Le gouvernement des États-Unis cultive-t-il le conflit d’intérêt ?

Le ministère étasunien de l’Agriculture (USDA) vient de nommer un dirigeant de la société de biotechnologie Pairwise. Cette dernière commercialisera, en 2023, ses premiers aliments génétiquement modifiés. Conflit d’intérêt patent ou routine administrative ?

En novembre 2022, l’USDA a nommé Haven Baker, directeur commercial et co-fondateur de la société Pairwise [1], au sein de son comité « Fruit and Vegetable Industry Advisory Committee » (FVIAC, voir encadré ci-dessous) [2] [3]. L’USDA est un des départements (ministères) en charge du dossier « OGM » qui décide notamment si un OGM est soumis à la réglementation ou pas. Le FVIAC actuel est constitué de 25 membres, dont trois produisent et/ou commercialisent des OGM. Nathan Pumplin est le président de la société Norfolk Healthy Produce, qui développe, comme Pairwise, des produits issus de techniques de modification génétique, notamment la tomate violette récemment autorisée à la commercialisation aux États-Unis [4]. Un troisième membre du FVIAC, Amy Baker, est responsable qualité et affaires réglementaires pour Peterson Farms, qui produit certains OGM, comme du maïs.

Les membres à profil « biotech » du FVIAC – tous ne le sont pas – ont intérêt à rentabiliser, à court terme, des investissements en recherche importants, et donc voir les produits OGM intégrer rapidement le marché étasunien.
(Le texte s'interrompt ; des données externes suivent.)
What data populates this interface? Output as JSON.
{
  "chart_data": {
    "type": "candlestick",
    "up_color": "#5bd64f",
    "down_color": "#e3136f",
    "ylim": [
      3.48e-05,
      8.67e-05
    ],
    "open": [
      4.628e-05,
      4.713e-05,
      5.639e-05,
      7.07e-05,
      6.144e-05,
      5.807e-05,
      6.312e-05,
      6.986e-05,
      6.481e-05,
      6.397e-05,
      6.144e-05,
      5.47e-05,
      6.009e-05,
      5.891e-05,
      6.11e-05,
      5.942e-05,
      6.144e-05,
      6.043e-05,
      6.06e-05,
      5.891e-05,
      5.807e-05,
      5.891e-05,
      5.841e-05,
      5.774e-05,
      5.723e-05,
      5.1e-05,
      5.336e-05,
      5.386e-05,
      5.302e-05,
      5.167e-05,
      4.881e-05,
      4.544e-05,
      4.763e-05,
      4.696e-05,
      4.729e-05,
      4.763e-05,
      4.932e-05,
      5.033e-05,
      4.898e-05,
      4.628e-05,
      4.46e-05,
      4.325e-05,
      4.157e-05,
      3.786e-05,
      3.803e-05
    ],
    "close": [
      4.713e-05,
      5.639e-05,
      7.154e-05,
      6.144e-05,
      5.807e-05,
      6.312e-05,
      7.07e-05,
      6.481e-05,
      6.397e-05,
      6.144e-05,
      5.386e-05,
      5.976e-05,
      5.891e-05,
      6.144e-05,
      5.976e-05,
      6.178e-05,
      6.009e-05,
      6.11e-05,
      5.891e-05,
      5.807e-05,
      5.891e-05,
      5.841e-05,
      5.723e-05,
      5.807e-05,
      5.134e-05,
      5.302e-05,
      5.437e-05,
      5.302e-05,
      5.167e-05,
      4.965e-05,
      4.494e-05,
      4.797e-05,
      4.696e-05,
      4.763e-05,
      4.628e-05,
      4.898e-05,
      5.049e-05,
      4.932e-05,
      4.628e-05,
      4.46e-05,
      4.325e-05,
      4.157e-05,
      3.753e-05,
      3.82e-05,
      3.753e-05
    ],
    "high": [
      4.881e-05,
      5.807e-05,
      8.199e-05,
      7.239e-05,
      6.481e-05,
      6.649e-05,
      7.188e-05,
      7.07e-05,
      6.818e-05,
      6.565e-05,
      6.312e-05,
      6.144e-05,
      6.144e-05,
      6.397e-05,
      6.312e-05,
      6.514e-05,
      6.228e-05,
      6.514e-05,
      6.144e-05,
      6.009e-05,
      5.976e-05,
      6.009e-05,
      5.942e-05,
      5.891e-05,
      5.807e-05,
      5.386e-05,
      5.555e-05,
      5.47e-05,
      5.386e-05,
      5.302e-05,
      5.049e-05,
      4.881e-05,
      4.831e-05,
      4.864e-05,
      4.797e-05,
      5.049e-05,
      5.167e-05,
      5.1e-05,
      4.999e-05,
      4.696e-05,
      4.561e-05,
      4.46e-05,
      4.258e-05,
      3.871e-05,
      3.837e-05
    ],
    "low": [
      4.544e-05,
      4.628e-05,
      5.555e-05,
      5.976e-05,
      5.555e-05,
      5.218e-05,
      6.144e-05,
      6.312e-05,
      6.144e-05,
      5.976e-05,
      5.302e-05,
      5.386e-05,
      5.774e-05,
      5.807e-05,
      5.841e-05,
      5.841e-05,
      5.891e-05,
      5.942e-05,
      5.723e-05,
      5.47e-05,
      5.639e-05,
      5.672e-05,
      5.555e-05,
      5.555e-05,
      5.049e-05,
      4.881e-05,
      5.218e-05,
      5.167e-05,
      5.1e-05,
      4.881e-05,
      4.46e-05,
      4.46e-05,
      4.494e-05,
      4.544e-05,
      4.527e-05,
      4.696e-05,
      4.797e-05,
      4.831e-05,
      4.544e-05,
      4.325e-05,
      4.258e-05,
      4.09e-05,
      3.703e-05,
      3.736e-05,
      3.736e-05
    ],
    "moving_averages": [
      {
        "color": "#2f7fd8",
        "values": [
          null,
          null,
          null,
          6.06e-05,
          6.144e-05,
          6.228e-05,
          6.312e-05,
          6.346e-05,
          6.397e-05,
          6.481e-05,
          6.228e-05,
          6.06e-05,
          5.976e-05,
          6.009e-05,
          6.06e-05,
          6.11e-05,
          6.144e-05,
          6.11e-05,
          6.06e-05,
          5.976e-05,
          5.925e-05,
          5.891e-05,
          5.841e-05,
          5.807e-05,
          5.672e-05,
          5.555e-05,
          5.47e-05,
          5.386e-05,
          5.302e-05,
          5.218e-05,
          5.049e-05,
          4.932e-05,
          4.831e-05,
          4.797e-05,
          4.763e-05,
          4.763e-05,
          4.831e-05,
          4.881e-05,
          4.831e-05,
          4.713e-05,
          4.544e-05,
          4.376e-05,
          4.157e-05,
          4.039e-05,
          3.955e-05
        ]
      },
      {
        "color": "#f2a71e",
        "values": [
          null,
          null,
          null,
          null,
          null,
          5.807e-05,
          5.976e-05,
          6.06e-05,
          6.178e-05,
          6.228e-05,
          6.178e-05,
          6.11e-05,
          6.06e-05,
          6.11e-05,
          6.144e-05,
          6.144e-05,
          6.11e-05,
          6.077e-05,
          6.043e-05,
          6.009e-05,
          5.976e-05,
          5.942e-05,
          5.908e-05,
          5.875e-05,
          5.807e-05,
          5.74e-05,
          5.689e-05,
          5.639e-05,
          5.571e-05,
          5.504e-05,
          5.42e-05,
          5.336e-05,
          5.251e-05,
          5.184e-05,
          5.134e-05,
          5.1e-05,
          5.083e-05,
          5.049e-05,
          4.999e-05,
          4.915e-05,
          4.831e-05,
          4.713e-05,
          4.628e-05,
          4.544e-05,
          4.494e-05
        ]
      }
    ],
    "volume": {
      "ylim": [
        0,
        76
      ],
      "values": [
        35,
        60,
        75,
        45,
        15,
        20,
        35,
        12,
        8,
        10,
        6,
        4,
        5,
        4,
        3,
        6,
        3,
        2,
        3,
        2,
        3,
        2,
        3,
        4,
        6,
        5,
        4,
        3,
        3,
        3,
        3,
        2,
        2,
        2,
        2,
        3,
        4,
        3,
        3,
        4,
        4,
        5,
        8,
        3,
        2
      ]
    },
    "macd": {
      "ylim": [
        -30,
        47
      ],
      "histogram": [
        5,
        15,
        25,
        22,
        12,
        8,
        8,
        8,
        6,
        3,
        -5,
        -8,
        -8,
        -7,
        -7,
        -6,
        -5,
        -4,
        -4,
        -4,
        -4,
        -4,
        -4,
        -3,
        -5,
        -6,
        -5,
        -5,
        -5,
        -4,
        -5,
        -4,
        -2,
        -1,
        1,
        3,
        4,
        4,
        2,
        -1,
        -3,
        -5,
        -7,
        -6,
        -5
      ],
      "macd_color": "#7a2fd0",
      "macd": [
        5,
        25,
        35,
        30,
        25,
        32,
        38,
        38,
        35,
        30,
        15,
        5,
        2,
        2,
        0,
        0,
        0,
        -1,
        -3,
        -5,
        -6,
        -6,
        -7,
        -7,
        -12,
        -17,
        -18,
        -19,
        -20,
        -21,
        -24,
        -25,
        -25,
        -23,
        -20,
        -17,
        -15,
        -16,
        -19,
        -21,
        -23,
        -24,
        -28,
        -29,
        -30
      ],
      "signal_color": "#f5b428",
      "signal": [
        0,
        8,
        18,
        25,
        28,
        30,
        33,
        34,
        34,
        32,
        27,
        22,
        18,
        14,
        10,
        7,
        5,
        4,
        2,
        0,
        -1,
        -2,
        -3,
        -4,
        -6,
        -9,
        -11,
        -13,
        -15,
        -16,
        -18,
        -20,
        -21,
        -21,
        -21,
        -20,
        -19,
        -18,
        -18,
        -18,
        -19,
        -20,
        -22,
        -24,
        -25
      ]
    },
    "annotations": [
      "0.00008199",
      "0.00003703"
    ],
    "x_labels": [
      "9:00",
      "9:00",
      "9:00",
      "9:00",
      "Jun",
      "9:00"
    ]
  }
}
Pairwise, société historiquement et structurellement liée à Monsanto (Bayer) [5] [6], est aujourd’hui dans une phase clé de son développement puisqu’elle lance, en 2023, une gamme de produits génétiquement modifiés sous le label « Conscious Foods » [7]. La mission est claire : « construire un monde plus sain grâce à de meilleurs fruits et légumes en utilisant CRISPR et l’édition de gènes pour cultiver de nouvelles variétés nutritives et savoureuses » [8].

Aux États-Unis, les OGM ont franchi la barrière des assiettes sous différentes formes. Concernant le soja GM, si la grande majorité est destinée au bétail, des huiles et des lécithines sont autorisées à la consommation humaine. On peut aussi citer : le saumon Aquadvantage, commercialisé en 2015 (finalement peu produit) [9], des pommes de terres, des pommes (dans des volumes qui semblent assez restreints) ou la tomate violette riche en antioxydant de Norfolk Healthy Produce. On ne peut savoir aujourd’hui si les nouvelles techniques de modification génétique vont aboutir à la commercialisation de plus en plus de produits sur le marché étasunien. Ce dernier reste néanmoins « juteux » et Pairwise s’en réjouit : « Le ministère américain de l’agriculture est chargé de promouvoir et de protéger l’approvisionnement alimentaire de l’Amérique, qui représente 1 000 milliards de dollars. Il fournit également des programmes de recherche et de développement pour améliorer la qualité et la sécurité de nos aliments ».

La société de Caroline du Nord est très bien placée dans cette course puisqu’elle détient des droits exclusifs de brevets sur la technologie Crispr/Cas9 dans les domaines alimentaire et agricole [10]. Le fait qu’un de ses dirigeants intègre le comité FVIAC, dont les décisions impactent l’autorisation et le statut des OGM, est un atout supplémentaire majeur pour Pairwise.

Ce qui semble être une situation courante à l’USDA – elle comprend de nombreux comités ayant pour membres des industriels [11] – n’est pourtant pas exempt de conflit d’intérêt. Nous avons contacté l’organisme fédéral pour obtenir un éclairage sur cette question. Aucune réponse ne nous a encore été apportée.

Qu’est le « Food and Vegetable Industry Advisory Commitee » (FVIAC) ?

Le FVIAC conseille le Secrétaire à l’agriculture étasunien sur les questions touchant l’industrie des fruits et légumes « y compris la façon dont les programmes peuvent être adaptés pour répondre aux besoins changeants de l’industrie américaine des fruits et légumes ». Ce comité comprend divers acteurs de la filière alimentaire, dont « des producteurs biologiques et non biologiques, […] des associations commerciales de l’industrie, […] des fournisseurs de services alimentaires […] » à différents échelles territoriales. L’Agricultural Marketing Service (AMS) de l’USDA veille à ce que ce type de comité « reflète la diversité de leurs industries en termes d’expérience des membres, de méthodes de production et de distribution, de stratégies de marketing et d’autres facteurs distinctifs ».